The second point, Minister, is in relation to the Visitor Information Centre. Again, you misrepresented me. I said to the Minister that I had heard anecdotally from people and from talking directly to people in the tourism industry that there was some cynicism about the amount of money the Government was spending on the Visitor Information Centre. People were asking what the point of building a centre was if people were not coming to Canberra. I then went on to say - and if you check Hansard when it comes out I am sure you will find I am correct - that clearly it is not as black and white as that, and it is not. I am not saying that no visitors are coming to Canberra. I never said such a thing. Again, the Minister chose to misrepresent my comments earlier because he is obviously trying to defend a somewhat frayed nerve over the issue of tourism.

The point I was trying to make was that it is a matter of priority. The Visitor Information Centre that was on Northbourne Avenue did serve a purpose. It is not as if we never had a visitor information centre before. There was always one there. Of course, visitors who come to Canberra need a point which serves their purposes in getting information about our city - what they can visit, what they can see, where they can stay, where they can eat and all those sorts of things. The point that I was making and the point that was being made to me by operators in the tourism industry was: What is the point of spending all that money there when perhaps it could be better spent on promotion? That is what the Labor Party has been saying consistently since the beginning of the year. What is the point?
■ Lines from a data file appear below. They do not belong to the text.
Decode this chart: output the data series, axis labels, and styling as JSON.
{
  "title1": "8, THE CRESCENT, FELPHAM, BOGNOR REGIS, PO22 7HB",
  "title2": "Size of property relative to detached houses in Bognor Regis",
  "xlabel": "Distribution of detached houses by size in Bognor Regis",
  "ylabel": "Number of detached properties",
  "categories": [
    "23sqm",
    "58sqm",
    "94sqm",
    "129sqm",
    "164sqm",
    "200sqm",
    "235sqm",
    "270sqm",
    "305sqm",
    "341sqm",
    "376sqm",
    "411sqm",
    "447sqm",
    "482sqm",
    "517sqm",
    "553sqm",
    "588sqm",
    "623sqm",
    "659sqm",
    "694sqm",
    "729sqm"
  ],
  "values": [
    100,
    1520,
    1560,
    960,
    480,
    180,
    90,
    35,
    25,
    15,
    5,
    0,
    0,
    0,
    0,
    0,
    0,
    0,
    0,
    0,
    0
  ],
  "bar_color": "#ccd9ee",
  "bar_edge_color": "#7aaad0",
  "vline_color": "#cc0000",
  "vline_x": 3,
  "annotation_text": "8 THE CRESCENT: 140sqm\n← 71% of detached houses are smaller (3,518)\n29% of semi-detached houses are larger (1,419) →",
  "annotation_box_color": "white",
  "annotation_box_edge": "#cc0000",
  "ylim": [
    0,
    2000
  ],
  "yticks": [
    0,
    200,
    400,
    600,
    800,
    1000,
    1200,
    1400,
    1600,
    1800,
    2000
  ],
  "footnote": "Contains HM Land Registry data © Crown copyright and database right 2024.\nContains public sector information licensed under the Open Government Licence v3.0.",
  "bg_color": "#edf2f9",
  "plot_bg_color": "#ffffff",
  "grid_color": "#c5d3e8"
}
I want to make some very specific comments about the capacity of the Minister, as the Minister was prepared to make some comments about mine. The first is in relation to what the Minister has done in responding to the crisis in the tourism industry in this town. Month after month we have seen occupancy levels and takings in this town fall and we have seen the Minister's incapacity to act on this issue. The first point I want to make is in relation to a letter that Mr David Marshall, the chief executive of Canberra Tourism, sent to Mr Denis Page, the head of the Canberra Business Council. He wrote to Mr Page saying how dismayed he was and how downright offensive he found some comments made by the Federal Minister for Tourism, Mr John Moore, about what Mr Moore thought of Canberra. According to Mr Marshall, Mr Moore said that he wished more meetings of the Federal Cabinet took place in Sydney, away from Canberra; that he detested Parliament House; and that the taxi industry in Canberra was an absolute disgrace. Mr Moore said this not in some private conversation but in front of a delegation of visiting people from Japan and in front of the meeting of Tourism Ministers and chief executives from all around Australia.

I ask this Assembly why the chief executive of Canberra Tourism would have more confidence in the head of the Canberra Business Council to represent his view than he would in his own Minister. The reason is that the Minister did not even know. The Minister had no idea, despite the fact that Mr Marshall sent him a copy. When this Opposition raised the question with the Minister in the Assembly, he feigned ignorance.